Now, there are several new factors which all will accelerate the decline of oil:

  • the war has added high risks to oil production and transport. The global environment among oil producers is no longer a cooperative one, instead it is a war situation, including in economic terms. Put plainly, Iran probably also bombs its neighbors because it wants a larger share of the remaining business. With Venezuela, the US overturned the government of another competitor. Russia is bombed by Ukraine. This is in part precisely because the global oil bonanza or rush for “black gold” will end soon.
  • since the old, large, and cheap wells in the gulf coast countries are cut off and facilities damaged, prices will be high for the next years. In theory, this could inentivize new investments. But developing new fields is slow and very risky, because when the large, old, cheap fields around the gulf come back, this will lower prices, making some new investments unprofitable. The reason is that new oil fields are much smaller (thus have a shorter life time), and at the same time much more expensive than the old fields.
  • many countries are now accelerating the transition away from using oil and gas for electricity generation, heating, and transport. The technology is there, and it is cheaper and will continue to be much cheaper in the future. And this will make investments in new, expensive, small oil fields unviable, since they will not pay off.

Another factor that might happen by the way is that the reduction of shipping as a result of lacking oil in South Asian waters - and of reduced economic activity, will likely lower the albedo over this sea regions, which could make the effects of global heating there much more acute. (This nexus is not yet 100% scientifically assured but the most likely explanation for the rise of extreme weather in the Mediterranean). And specifically South Asia which has not only very hot but regionally also extremely humid weather is very vulnerable to heat waves. Adding to that that some electricity there is still produced by oil generators, and failure of electric grids during heat waves is a catastrophic danger. If that happens, this is likely to change the way many people there think about climate change, and will put more pressure on governments to do something about it.
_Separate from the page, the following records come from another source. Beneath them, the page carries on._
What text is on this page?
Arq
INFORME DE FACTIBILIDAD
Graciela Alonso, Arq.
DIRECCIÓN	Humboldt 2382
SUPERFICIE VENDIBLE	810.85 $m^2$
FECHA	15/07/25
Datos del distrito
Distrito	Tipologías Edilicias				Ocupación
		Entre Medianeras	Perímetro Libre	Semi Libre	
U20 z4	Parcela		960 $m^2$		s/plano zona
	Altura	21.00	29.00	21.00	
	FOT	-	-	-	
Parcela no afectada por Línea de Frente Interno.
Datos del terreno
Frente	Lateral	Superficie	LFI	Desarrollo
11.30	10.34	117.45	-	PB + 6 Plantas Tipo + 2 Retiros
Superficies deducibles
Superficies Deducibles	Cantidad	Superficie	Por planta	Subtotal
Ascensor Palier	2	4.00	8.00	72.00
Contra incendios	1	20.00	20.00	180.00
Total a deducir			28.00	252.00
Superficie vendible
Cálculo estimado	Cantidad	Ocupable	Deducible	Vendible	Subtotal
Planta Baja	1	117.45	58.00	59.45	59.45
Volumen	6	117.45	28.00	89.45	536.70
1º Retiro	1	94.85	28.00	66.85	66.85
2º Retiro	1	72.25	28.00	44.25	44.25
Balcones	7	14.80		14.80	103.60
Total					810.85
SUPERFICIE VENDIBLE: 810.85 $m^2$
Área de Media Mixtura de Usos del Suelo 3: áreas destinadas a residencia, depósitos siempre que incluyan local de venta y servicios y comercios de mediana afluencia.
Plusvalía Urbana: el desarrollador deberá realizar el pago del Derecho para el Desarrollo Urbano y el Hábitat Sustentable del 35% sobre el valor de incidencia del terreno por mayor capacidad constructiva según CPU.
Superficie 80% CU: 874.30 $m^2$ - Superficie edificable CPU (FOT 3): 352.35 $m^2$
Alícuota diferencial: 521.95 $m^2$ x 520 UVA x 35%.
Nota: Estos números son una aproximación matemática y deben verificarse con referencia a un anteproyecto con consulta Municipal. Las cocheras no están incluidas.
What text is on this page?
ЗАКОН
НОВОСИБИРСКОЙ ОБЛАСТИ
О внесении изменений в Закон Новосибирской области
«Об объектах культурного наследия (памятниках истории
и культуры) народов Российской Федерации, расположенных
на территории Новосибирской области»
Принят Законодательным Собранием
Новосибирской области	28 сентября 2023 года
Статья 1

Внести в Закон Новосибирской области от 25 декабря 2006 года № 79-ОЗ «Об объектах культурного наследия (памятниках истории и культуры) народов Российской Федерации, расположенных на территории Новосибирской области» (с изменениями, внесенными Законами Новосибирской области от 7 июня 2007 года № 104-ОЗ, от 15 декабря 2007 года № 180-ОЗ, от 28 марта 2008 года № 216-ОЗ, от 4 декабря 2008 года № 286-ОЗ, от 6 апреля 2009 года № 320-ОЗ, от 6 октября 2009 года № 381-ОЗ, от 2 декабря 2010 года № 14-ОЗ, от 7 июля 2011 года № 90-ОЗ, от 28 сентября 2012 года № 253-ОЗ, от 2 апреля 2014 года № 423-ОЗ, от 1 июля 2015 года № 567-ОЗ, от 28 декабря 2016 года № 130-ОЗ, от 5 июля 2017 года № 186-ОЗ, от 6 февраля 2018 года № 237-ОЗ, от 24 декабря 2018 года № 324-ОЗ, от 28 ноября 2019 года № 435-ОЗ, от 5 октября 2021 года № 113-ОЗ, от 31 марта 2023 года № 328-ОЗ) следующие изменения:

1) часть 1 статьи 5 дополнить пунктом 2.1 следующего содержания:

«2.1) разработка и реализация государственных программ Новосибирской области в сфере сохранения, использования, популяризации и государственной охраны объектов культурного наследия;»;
Oil will of course still be used in the future, but in much less quantity, and more as an expensive, environmentally highly damaging, special chemical product that is a necessary evil for some purposes.



Oh no! Won’t anybody think of the poor oligarchs?

I believe you mis-spelled “oiligarchs”, could it be?




Why the hell would nuclear not be a good choice for Australia? Solarmaxxing is a great strategy but why not back it up with nuclear?

Apparantly geothermal is extremely viable in australia for baseload as well. Also safer, and cheaper in the long run.

Yes.

Gosh, 20 years ago at uni I had science professors telling the class that we could (should) do geothermal.

Somehow it’s still not a thing we even talk about doing. ¯_(ツ)_/¯



From my understanding a nuclear power station would take 8-10 years to get up while costing an enormous amount, especially now that transport, materials, etc, etc, will cost a lot more with the current supply situation. So, for those reasons it is not a viable way to go.


That depends. Is Australia self sufficient when it comes to nuclear fuel?

There is plenty of uranium ore. Long way from there to a nuclear industry though.


Good point, dunno on that one


We have plenty of uranium but no capacity to enrich it or turn to actual fuel rods. So we do not.



Takes way too long to set up. Like 20 years with all delays.

Solar you buy today and place tomorrow. And it is cheaper too.


Because nuclear works, can be build, and fit well to current infrastructure. Renewables can’t replace base generation, require non existing production capacity, grid upgrades and etc.